Monolepton production in SMEFT to $\mathcal O(1/\Lambda^4)$ and beyond

TL;DR

This paper computes monolepton production processes in SMEFT up to order 1/Λ^4, analyzing the impact of higher-dimensional operators and providing a framework to estimate effects from even higher dimensions.

Contribution

It introduces calculations of monolepton and dilepton production at order 1/Λ^4 in SMEFT, including contributions from dimension six and eight operators, and develops a general form for higher-dimensional contact terms.

Findings

Dominance of four-fermion contributions at high energies.
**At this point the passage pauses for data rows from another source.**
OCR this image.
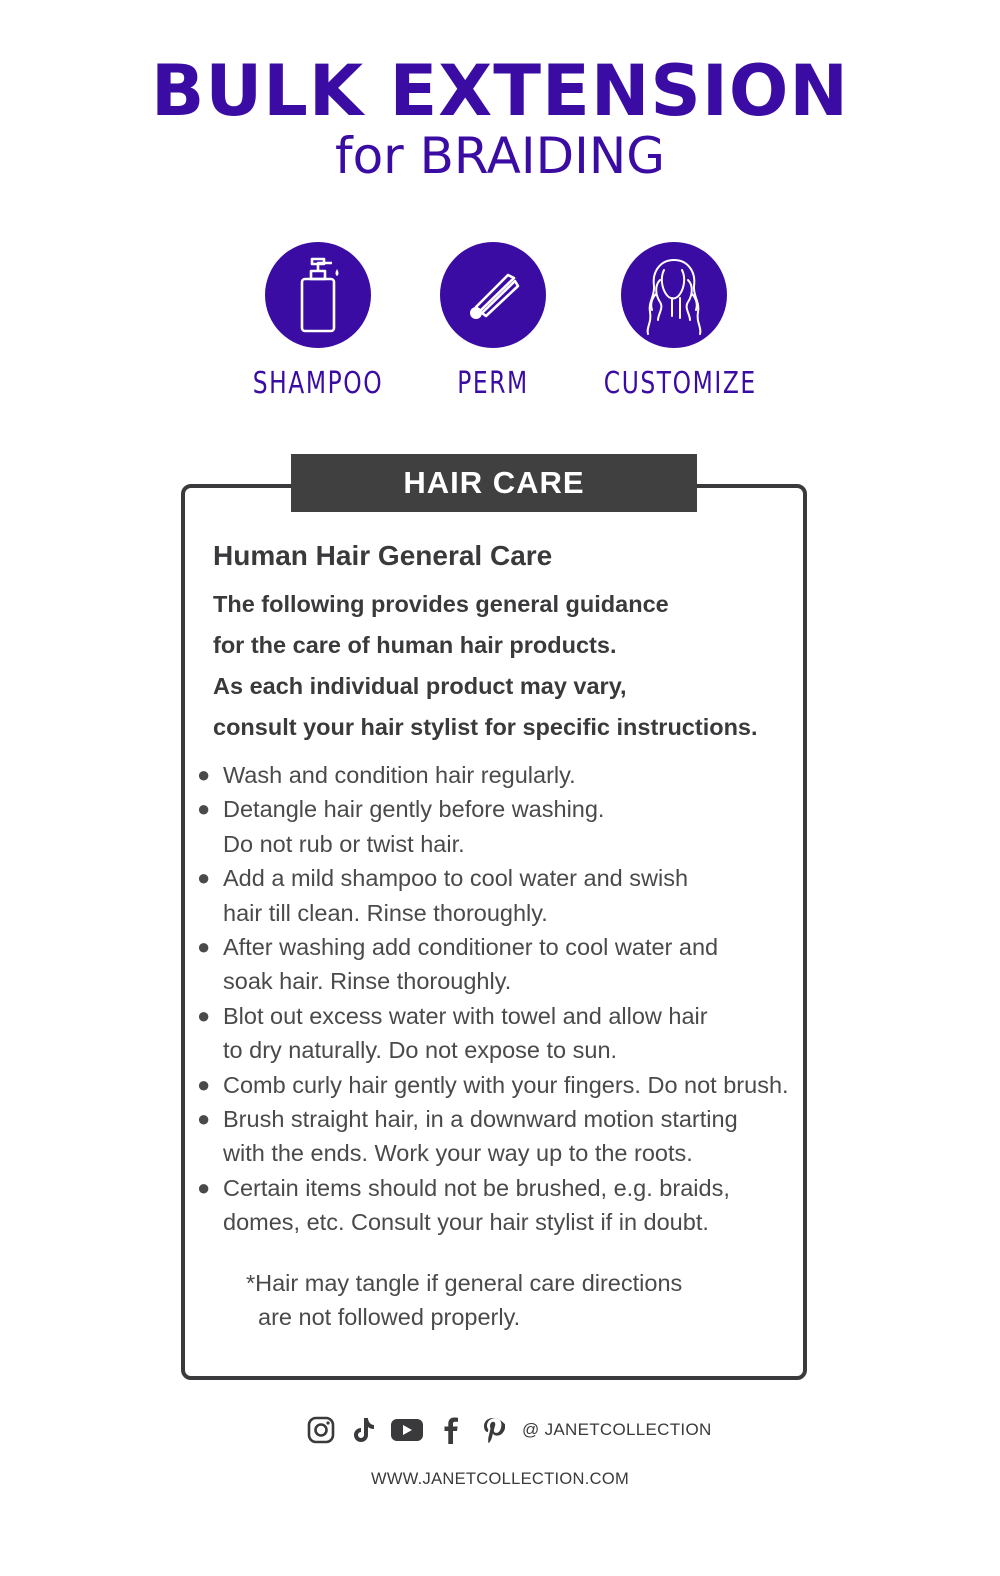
BULK EXTENSION
for BRAIDING
SHAMPOO	PERM	CUSTOMIZE
HAIR CARE
Human Hair General Care
The following provides general guidance
for the care of human hair products.
As each individual product may vary,
consult your hair stylist for specific instructions.
● Wash and condition hair regularly.
● Detangle hair gently before washing.
Do not rub or twist hair.
● Add a mild shampoo to cool water and swish
hair till clean. Rinse thoroughly.
● After washing add conditioner to cool water and
soak hair. Rinse thoroughly.
● Blot out excess water with towel and allow hair
to dry naturally. Do not expose to sun.
● Comb curly hair gently with your fingers. Do not brush.
● Brush straight hair, in a downward motion starting
with the ends. Work your way up to the roots.
● Certain items should not be brushed, e.g. braids,
domes, etc. Consult your hair stylist if in doubt.
*Hair may tangle if general care directions
are not followed properly.
@ JANETCOLLECTION
WWW.JANETCOLLECTION.COM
Quantitative comparison of 1/Λ^2 and 1/Λ^4 effects.

Framework for estimating higher-dimensional operator effects.

Abstract

We calculate $pp \to \ell^{+}\nu, \ell^-\bar \nu$ to ${\cal{O}}(1/\Lambda^4)$ within the Standard Model Effective Field Theory (SMEFT) framework. In particular, we calculate the four-fermion contribution from dimension six and eight operators, which dominates at large center of mass energy. We explore the relative size of the $\mathcal O(1/\Lambda^4)$ and $\mathcal O(1/\Lambda^2)$ results for various kinematic regimes and assumptions about the Wilson coefficients. Results for Drell-Yan production $pp \to \ell^+\ell^-$ at ${\cal{O}}(1/\Lambda^4)$ are also provided. Additionally, we develop the form for four fermion contact term contributions to $pp \to \ell^{+}\nu, \ell^-\bar \nu, pp \to \ell^+\ell^-$ of arbitrary mass dimension. This allows us to estimate the effects from even higher dimensional (dimension $> 8$) terms in the SMEFT framework.